In the grand ITG tradition of writing letters to liquid snacks, our latest juicing convert, Lacey, bares her soul to the new beverage in her life.
Dear Juice,
I love you, despite how difficult this has been. And I think... I think I'm ready to make this thing real. I know you've been hurt before, but I'm not like those other ITG staffers. I'll admit, at first I thought you were overrated and pretentious and tasted like dirt-poison. But you're persistent! Remember all those times you showed up at the Gloffice, fresh from the Blueprint factory? I guess you just always knew that one day, I'd be thirsty.
After I broke down and tried you—got to know you—I couldn't get enough. You made me feel great, you inspired me to be healthier, and all the other liquids out there suddenly just seemed meaningless. But spending time with you became so expensive. I used to hang out with water all day for free, but just meeting up with you for a quick lunch cost $11. I wanted you every day, not just when I could afford Whole Foods, dammit. Which is why the December afternoon my parents gave me a Breville Slow Juicer was one of the happiest of my life. “Now,” I thought, “Juice and I never have to be apart,”

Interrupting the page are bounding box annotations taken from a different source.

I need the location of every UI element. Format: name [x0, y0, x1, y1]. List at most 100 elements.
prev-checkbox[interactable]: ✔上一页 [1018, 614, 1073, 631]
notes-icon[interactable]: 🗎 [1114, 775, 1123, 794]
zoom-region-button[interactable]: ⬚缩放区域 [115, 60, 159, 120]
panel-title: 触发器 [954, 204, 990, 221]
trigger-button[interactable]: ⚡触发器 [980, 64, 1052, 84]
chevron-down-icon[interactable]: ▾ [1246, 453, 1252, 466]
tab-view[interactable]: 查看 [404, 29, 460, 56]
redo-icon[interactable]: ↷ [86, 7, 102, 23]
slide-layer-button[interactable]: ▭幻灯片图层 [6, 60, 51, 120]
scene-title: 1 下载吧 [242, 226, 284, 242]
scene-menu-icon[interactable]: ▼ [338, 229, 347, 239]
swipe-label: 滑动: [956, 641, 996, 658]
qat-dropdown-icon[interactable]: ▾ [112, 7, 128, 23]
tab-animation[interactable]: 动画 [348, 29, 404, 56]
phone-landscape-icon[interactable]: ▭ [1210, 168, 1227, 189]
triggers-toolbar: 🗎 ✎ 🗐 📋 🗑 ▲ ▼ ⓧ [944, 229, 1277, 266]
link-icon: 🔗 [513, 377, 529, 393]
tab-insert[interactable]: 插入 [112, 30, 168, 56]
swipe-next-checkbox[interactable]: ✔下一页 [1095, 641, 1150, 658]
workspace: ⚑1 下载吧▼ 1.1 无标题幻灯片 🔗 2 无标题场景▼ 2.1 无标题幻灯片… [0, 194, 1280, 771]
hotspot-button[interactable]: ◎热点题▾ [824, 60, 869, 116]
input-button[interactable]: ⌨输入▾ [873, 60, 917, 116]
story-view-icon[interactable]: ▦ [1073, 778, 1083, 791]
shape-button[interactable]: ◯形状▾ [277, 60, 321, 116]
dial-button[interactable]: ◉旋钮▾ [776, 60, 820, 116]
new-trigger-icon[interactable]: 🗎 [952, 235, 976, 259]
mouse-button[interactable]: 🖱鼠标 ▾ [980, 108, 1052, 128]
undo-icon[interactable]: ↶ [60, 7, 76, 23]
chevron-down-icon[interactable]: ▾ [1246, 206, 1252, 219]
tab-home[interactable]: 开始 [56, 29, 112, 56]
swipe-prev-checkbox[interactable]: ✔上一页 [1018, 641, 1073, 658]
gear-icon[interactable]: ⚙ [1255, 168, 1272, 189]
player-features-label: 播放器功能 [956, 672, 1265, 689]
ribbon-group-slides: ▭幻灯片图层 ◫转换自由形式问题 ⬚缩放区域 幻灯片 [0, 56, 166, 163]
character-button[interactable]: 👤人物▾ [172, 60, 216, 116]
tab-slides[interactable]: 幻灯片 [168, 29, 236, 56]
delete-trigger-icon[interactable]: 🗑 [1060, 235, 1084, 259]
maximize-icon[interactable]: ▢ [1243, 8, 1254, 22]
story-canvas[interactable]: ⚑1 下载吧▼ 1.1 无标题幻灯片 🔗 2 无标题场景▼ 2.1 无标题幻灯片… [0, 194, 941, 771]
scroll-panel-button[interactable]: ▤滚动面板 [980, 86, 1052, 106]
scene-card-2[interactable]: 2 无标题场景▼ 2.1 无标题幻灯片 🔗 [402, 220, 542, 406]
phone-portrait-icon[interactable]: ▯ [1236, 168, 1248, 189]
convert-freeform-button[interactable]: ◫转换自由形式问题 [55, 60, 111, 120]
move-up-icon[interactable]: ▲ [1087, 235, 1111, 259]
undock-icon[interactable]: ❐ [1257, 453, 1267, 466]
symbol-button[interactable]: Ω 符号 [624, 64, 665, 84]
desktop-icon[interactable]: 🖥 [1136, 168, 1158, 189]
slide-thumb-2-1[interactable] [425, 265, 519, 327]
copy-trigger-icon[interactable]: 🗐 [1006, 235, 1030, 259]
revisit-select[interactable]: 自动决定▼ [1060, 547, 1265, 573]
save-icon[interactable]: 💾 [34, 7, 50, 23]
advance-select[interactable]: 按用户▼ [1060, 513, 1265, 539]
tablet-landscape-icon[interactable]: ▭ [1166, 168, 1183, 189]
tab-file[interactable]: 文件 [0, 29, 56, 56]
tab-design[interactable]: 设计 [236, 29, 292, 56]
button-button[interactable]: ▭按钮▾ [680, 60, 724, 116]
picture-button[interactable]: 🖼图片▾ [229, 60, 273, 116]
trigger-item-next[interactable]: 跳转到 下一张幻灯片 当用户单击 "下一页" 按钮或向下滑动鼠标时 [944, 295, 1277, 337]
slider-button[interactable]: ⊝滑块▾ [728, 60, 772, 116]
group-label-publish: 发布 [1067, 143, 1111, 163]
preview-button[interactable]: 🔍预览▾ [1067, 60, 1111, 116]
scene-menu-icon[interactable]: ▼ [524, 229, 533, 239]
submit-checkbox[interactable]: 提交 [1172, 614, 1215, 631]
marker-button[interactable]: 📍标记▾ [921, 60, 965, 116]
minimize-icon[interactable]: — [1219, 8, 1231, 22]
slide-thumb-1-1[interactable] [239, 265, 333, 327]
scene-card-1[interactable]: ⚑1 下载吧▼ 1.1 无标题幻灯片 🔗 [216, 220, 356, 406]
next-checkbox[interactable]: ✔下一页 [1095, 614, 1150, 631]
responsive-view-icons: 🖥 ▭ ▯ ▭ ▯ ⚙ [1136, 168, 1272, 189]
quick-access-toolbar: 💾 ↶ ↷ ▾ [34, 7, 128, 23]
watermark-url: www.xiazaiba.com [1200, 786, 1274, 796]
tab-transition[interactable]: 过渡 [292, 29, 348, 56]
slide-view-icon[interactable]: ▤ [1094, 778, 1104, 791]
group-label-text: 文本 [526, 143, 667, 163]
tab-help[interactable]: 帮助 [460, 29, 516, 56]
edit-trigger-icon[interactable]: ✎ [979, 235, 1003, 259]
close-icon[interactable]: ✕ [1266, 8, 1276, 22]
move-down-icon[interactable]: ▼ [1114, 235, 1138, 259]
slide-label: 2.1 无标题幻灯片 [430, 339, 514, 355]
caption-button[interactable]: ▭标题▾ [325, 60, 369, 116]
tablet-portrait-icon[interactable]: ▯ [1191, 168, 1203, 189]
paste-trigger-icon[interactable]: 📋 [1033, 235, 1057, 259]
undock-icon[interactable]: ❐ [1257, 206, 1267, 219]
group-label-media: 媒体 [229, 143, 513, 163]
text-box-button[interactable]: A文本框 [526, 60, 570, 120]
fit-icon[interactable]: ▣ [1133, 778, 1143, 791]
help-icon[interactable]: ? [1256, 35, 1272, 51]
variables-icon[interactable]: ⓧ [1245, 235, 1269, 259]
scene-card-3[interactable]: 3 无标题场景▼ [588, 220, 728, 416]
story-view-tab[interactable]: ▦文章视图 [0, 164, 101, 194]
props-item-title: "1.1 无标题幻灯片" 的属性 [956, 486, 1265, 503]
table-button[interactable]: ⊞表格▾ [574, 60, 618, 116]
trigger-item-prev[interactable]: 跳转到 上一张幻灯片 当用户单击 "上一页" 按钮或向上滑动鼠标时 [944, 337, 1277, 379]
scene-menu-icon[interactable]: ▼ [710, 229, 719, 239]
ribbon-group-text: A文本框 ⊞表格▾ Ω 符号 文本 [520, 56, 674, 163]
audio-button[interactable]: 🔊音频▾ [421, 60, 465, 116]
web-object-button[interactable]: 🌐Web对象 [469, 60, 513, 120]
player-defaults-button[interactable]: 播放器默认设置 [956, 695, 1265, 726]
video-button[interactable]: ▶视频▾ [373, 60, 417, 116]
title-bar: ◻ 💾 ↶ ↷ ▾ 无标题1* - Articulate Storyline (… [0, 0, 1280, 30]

I still laugh when I think about that day. We were so young, weren't we? But in the immortal words of Shakespeare, “The course of true love never did run smooth,” And indeed, things were far from smooth back then—in fact, they were extremely pulpy and the juicer's filter was very difficult to clean. Not that I'm perfect, either! Remember that time I drank a Diet Coke? I was so scared that I was going to lose you (although the make-up juice? AMAZING).
You just get me, Juice, and I love every part of you: four green apples—sliced lengthwise into eighths so the Breville doesn't explode—three heads of dino kale, a tablespoon of lemon juice, and six celery stalks. I know sometimes I get a little wild and put berries and beets and carrots in you, but it doesn't mean that I want to change you. In fact, trying different ingredients keeps what we have fresh and exciting! And if coffee tries to say anything to you, just remember: I don't come home to coffee every night, do I?
You're messy and complicated and take forever to get ready. It's ok; I can accept that. I will clean gross filters full of what are basically wet, matted grass-clippings from now until eternity, or at least until there is a self-cleaning juicer on the market. And I promise never to complain that sometimes you still cost me $50 a week. It's a small price to pay for a soulmate.
What I'm trying to say is: Juice, I'm not going anywhere. Sure, you generate a ton of compost and I feel sort of douchey with you in public, but guess what? Without you, all the vegetables I buy at the Sunday farmer's market would just rot in the fridge because I am a terrible, incompetent cook who is never home, and juicing is literally the only way for me to avoid getting rickets. If that's not relationship security, I don't know what is.